Les Verts, par l'intermédiaire de leur porte-parole
national, Mireille Ferri, et du vice-président du conseil régional
d'Aquitaine, Jean-Pierre Dufour, ont demandé hier la fermeture de
la centrale nucléaire du Blayais (Gironde). Motif : le risque sismique
dans la région est mal évalué. Un nouvel épisode
dans une polémique relancée le mois dernier par le réseau
«Sortir du nucléaire». Lundi, nouvelle offensive de
l'association antinucléaire : celle-ci accuse EDF d'avoir «falsifié
des données sismiques». Puis, hier, «Sortir du nucléaire»
s'est «adressé au président de la République
pour lui faire part de ce scandale et lui demander d'intervenir, en particulier
sur la base du principe de précaution qui vient d'être intégré
au projet de charte de l'environnement».
Le 26 mai dernier, le réseau associatif
«Sortir du nucléaire» révélait des divergences
profondes entre EDF et les experts de l'État (en l'occurrence l'Institut
de radioprotection et de sûreté nucléaire, IRSN) sur
l'évaluation du risque de séisme autour des centrales atomiques(1).
Les centrales d'EDF ont été conçues dans les années 1970 et 1980 pour résister à des «séismes très graves», rappelle l'entreprise, en fonction des normes en vigueur à l'époque. Mais depuis, les connaissances scientifiques sur l'histoire sismique en France ainsi que sur l'amplification des effets d'un séisme en fonction de la nature du sol (ce que les spécialistes appellent les «effets de site») ont progressé. C'est pourquoi l'Autorité de sûreté nucléaire a édité une nouvelle norme, plus sévère. Elle ne s'applique en théorie qu'aux futures centrales.
Mais l'Autorité a demandé à EDF de réexaminer la sûreté de ses centrales en service en fonction de cette nouvelle norme. Parallèlement, elle a demandé aux experts de l'IRSN de se livrer au même exercice.
Quel séisme survenu dans les mille dernières années dans la région d'une centrale faut-il prendre comme référence?

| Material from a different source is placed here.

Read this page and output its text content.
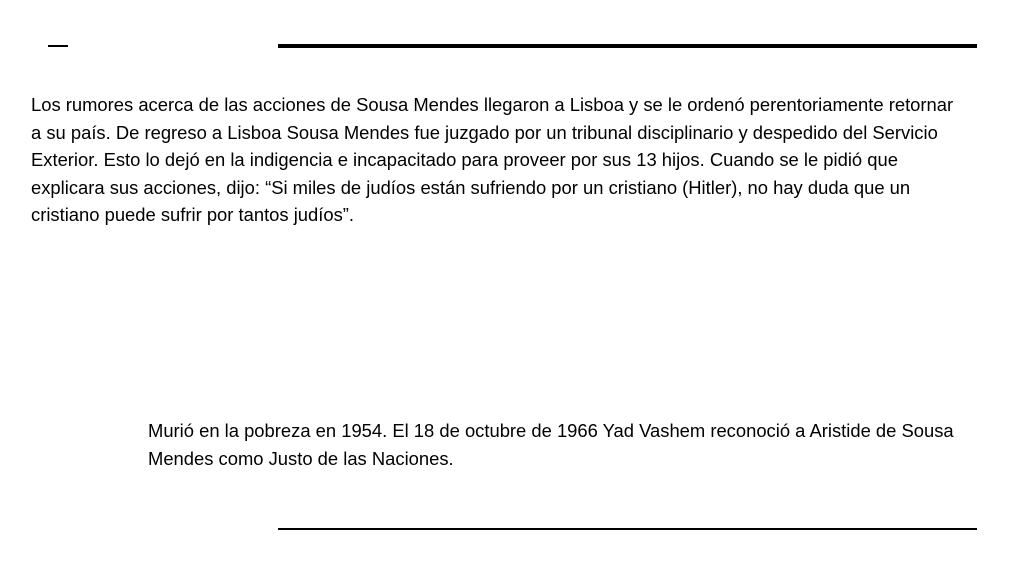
Los rumores acerca de las acciones de Sousa Mendes llegaron a Lisboa y se le ordenó perentoriamente retornar a su país. De regreso a Lisboa Sousa Mendes fue juzgado por un tribunal disciplinario y despedido del Servicio Exterior. Esto lo dejó en la indigencia e incapacitado para proveer por sus 13 hijos. Cuando se le pidió que explicara sus acciones, dijo: “Si miles de judíos están sufriendo por un cristiano (Hitler), no hay duda que un cristiano puede sufrir por tantos judíos”.

Murió en la pobreza en 1954. El 18 de octubre de 1966 Yad Vashem reconoció a Aristide de Sousa Mendes como Justo de las Naciones.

Elle est différente pour chaque centrale : pour le Blayais, par exemple, c'est le séisme du 25 janvier 1799, dont la magnitude a été évaluée à 6 sur l'échelle de Richter. C'est notamment sur cette question de référence que les experts de l'État et ceux d'EDF ne sont pas d'accord.
Ce débat serait sans doute resté confidentiel, sans la publication par «Sortir du nucléaire» de courriers internes d'EDF, le 26 mai. Des ingénieurs d'EDF y formulaient clairement le souhait d'appliquer des références moins sévères que l'IRSN. Car les travaux de renforcement de certaines centrales pourraient coûter jusqu'à 1,9 milliard d'euros à l'entreprise.

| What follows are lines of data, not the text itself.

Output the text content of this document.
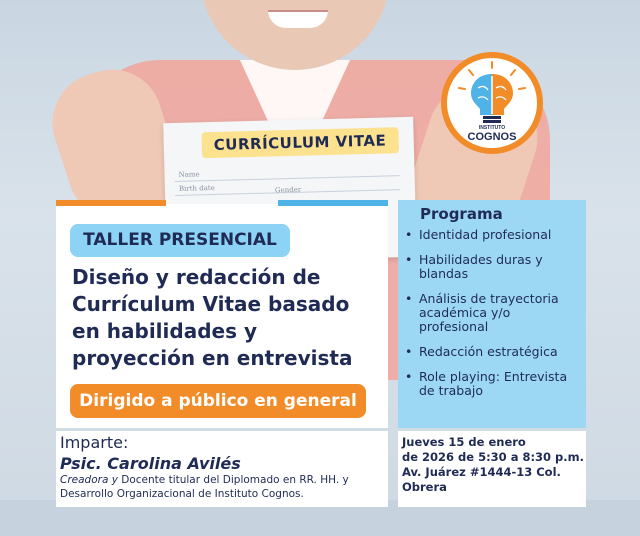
CURRÍCULUM VITAE
Name
Birth date	Gender
INSTITUTO
COGNOS
TALLER PRESENCIAL
Diseño y redacción de
Currículum Vitae basado
en habilidades y
proyección en entrevista
Dirigido a público en general
Programa
• Identidad profesional
• Habilidades duras y blandas
• Análisis de trayectoria académica y/o profesional
• Redacción estratégica
• Role playing: Entrevista de trabajo
Imparte:
Psic. Carolina Avilés

Creadora y Docente titular del Diplomado en RR. HH. y Desarrollo Organizacional de Instituto Cognos.

Jueves 15 de enero
de 2026 de 5:30 a 8:30 p.m.
Av. Juárez #1444-13 Col.
Obrera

Sollicitée notamment par Le Figaro, l'Autorité de sûreté a rendu publique une lettre du 2 juin, adressée à EDF, dans laquelle son directeur, André-Claude Lacoste, arbitre entre les spécialistes pour chaque centrale. Lundi dernier, après avoir épluché cette lettre officielle, les militants de «Sortir du nucléaire» ont accusé EDF d'avoir «falsifié des données sismiques».
«Nous démentons toute idée de falsification», répond Claude Jeandron, le délégué à la sûreté d'EDF. «Comment peut-on parler de falsification alors qu'il s'agit de données publiques?» Concernant les fameux courriers internes dont il ne nie pas l'authenticité, Claude Jeandron estime «que la position d'une entreprise ne saurait se résumer au compte-rendu d'un ingénieur». Les éventuels travaux qui seront entrepris sur les centrales lors de leurs prochaines grandes révisions décennales (à partir de 2005) «doivent trouver un juste équilibre entre le coût et les bénéfices en terme de sûreté».

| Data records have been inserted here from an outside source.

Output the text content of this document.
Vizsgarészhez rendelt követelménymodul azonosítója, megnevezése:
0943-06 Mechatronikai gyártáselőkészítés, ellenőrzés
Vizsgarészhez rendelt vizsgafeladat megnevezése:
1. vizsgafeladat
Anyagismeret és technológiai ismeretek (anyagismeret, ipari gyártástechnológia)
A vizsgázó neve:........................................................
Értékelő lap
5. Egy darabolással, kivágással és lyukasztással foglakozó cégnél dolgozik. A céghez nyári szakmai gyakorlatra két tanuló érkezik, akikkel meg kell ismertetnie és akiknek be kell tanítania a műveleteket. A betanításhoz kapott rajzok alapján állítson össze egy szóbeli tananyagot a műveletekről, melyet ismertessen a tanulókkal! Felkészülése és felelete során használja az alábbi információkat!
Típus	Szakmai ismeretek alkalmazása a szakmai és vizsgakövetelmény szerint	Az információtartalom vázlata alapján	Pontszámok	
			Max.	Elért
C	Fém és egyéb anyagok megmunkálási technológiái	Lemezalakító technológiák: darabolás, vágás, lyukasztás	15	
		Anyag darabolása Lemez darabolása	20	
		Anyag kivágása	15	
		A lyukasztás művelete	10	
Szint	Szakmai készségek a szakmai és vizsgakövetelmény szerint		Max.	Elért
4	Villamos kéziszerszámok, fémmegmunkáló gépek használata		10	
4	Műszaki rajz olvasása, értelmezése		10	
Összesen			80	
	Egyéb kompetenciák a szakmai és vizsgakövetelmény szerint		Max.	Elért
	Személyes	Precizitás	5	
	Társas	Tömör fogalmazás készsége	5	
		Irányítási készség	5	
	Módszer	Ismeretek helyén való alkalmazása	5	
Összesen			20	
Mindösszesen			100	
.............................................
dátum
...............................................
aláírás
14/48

Pour déterminer le «séisme maximal historiquement vraisemblable», la collecte des données historiques n'est pas facile, explique Alain Schmitt, directeur général adjoint de l'Autorité de sûreté. La norme française de 2001 établit qu'il faut examiner les séismes des mille dernières années. «L'Agence internationale de l'énergie atomique recommande de prendre en compte les séismes susceptibles de survenir tous les 10 000 ans et dans un rayon de 200 km», faisait remarquer hier Jean-Pierre Dufour, physicien nucléaire et élu Vert d'Aquitaine. «Il est déjà difficile de reconstituer l'histoire sismique sur mille ans alors sur dix mille, celà paraît difficile», justifie Claude Jeandron d'EDF. Jean-Pierre Dufour pense qu'en France «on n'est pas allé assez loin sur l'évaluation des risques naturels».
Les comparaisons internationales en la matière ne sont pas forcément aisées. Un document de l'AEN, l'agence de l'OCDE pour l'énergie nucléaire, datant de novembre 1998, montre que la France n'a pas répondu à certaines questions adressées à tous les pays membres.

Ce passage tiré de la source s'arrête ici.